Some scientists are challenging claims by supporters of irrigation dams, such as Prime Minister John Key, that the dams are good for the environment.
The government has announced $1.6 million in funding from the Irrigation Acceleration Fund for three water storage schemes in Gisborne, Hawke's Bay and Wairarapa.
Mr Key told Morning Report this week that apart from the economic benefits of this investment, it will also have environmental benefits.
But a Waikato vet and ecologist, Dr Alison Dewes, said the government and pro-irrigation groups had ignored evidence that dams were a massive public health risk and a huge threat to the environment.
Dr Dewes is an expert witness on behalf of non-government organisations and iwi at irrigation hearings across the country.
She said the science put forward in favour of irrigation schemes did not add up, and the risk to public health had been sidelined in favour of the dams.
Dr Dewes said the Canterbury District Health board had seen an increase in gastro intestinal issues.
"We need to widen back and say 'what types of bugs are causing this to happen', but also how are these getting from the paddock to the people?" she said.
Dr Dewes said about 40 to 50 percent of irrigation water was for dairying.
"What we have is a lot of one type of animal with certain types of bugs in their faeces that makes their way into the water, and these are things like E Coli, Campylobacter, Salmonella, Cryptosporidium and Giardia.
"Four of five of these are in Ashburton and are at the highest rates in the world in terms of incidences among people.
"The other concern is around nitrogen toxicity, it has been advised by the CDHB (Canterbury District Health Board) that you can't use this water (Ashburton water) to feed young bottle fed babies because it can block the oxygen in the blood and basically suffocate it from the inside out."
Dr Dewes said the nitrogen levels in Ashburton were particularly bad.
"The nitrogen concentration in the groundwater and shallow wells is above the World Health Organization's standard of 11 parts per million. The government and pro lobby groups are proposing that what we do to fix that is we grab alpine water and flush it into the groundwater behind that Hinds catchment and basically dilute the polution. This is called managed aquifer recharge, and the public would have to pay for that."
Not bad for the environment - irrigators
However, Irrigation New Zealand chair Nicky Hislop said irrigation schemes were not bad for the environment and she was not aware of concerns for public health.
"I'm certainly not aware of dams being a public health concern any more than natural lakes and waterways that we've got through New Zealand.
"Nutrient levels are being monitored on many river, lakes and streams throughout New Zealand and regional councils are working really closely with their communities to ensure that water quality in NZ, which by international water standards is actually very good, remains so and many areas actually improve.
"I think there is just a huge focus on dairying, while they certainly have a significant footprint under irrigation, they are not the only type of farm," she said.
Ms Hislop said there was no doubt however that irrigation schemes have contributed to the modification of our environment.
One of the strongest environmental arguments used by promoters of irrigation dams is the stored water helps the environment by enabling flushing flows.

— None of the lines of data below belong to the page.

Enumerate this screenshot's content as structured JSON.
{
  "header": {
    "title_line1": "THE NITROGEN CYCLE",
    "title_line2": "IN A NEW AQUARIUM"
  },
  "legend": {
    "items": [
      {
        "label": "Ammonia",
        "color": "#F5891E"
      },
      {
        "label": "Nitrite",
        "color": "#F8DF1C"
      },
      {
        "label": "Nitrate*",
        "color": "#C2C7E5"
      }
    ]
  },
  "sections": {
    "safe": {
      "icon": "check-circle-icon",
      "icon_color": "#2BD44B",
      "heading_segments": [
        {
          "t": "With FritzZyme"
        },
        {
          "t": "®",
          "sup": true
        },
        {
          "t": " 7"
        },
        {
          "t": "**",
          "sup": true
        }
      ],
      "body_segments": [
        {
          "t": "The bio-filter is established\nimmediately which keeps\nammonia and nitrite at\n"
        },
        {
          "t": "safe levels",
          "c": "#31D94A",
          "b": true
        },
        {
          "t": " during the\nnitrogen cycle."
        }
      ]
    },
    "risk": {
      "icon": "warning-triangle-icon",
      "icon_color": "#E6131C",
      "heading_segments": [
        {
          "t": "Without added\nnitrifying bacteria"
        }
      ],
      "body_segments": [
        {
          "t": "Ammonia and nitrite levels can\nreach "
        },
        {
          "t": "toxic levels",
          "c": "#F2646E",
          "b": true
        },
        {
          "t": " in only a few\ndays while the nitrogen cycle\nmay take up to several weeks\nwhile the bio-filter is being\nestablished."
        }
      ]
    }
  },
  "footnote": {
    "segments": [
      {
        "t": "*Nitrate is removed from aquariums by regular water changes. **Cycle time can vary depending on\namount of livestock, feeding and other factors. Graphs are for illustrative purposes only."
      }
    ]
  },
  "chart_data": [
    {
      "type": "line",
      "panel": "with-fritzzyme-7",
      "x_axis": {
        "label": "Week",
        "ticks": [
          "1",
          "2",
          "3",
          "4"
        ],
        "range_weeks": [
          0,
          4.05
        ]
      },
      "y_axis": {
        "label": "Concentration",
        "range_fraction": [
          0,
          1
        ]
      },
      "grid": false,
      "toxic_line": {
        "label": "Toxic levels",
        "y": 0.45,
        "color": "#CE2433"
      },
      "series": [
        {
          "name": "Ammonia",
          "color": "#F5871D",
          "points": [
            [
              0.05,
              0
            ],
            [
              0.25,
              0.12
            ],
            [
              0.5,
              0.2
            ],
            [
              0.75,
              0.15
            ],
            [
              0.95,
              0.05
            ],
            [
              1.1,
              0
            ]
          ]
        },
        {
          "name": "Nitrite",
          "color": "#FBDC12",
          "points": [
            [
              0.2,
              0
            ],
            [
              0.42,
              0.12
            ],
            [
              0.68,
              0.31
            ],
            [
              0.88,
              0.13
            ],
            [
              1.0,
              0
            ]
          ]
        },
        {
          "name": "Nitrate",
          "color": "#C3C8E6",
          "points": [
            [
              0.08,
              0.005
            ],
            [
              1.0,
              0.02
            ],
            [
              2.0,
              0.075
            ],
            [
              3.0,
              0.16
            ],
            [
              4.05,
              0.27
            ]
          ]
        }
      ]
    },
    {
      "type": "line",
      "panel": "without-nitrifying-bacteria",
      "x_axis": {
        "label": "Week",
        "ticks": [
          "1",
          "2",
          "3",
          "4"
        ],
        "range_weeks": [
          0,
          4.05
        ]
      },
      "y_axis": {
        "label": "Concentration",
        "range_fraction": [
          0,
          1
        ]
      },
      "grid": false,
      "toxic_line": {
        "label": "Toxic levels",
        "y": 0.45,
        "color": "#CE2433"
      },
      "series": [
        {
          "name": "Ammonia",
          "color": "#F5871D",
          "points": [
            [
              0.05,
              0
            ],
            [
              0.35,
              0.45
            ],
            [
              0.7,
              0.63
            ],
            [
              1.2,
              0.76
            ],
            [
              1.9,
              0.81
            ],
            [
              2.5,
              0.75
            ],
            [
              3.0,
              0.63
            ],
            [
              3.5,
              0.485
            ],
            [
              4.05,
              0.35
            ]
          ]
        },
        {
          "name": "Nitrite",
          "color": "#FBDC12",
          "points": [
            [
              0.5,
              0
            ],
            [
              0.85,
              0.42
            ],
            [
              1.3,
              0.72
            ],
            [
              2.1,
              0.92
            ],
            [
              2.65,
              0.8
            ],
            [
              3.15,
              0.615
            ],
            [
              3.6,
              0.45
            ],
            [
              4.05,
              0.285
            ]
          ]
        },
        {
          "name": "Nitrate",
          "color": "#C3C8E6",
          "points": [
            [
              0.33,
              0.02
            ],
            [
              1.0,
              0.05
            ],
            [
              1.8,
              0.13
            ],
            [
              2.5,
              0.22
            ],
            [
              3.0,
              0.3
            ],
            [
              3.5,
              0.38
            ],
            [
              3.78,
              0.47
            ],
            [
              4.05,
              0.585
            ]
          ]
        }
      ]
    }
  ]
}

The idea of a flushing flow is to release water in large quantities from the dam in summer and flush toxic algae along the river and out to sea.
The Hawke's Bay Regional Council has agree to buy $43 million worth of water over 35 years from its own dam so the water can be used for its flushing flows.
But a freshwater ecologist at Massey University, Dr Mike Joy, said research showed flushing flows did not work.
"In a natural flood you get increases in velocity of water coming down that strips off this algae and washes it out to sea. In a natural situation you have all of the tributories, the whole system, fills up with water and there's lots of power in it.
"If you just release it from a single point along that river when it comes out of a dam, then that energy is very quickly dissipated and has some flushing effect in the immediate vicinity of the dam, but very, very quickly even large amounts of water will lose their energy going down the river when they are not supported by all the tributary flows you would get in a natural event," he said.
Dr Joy said research had shown rivers flushed for five to ten kilometres, depending on the water amount, and then the flow lost its power and there were no environmental benefits.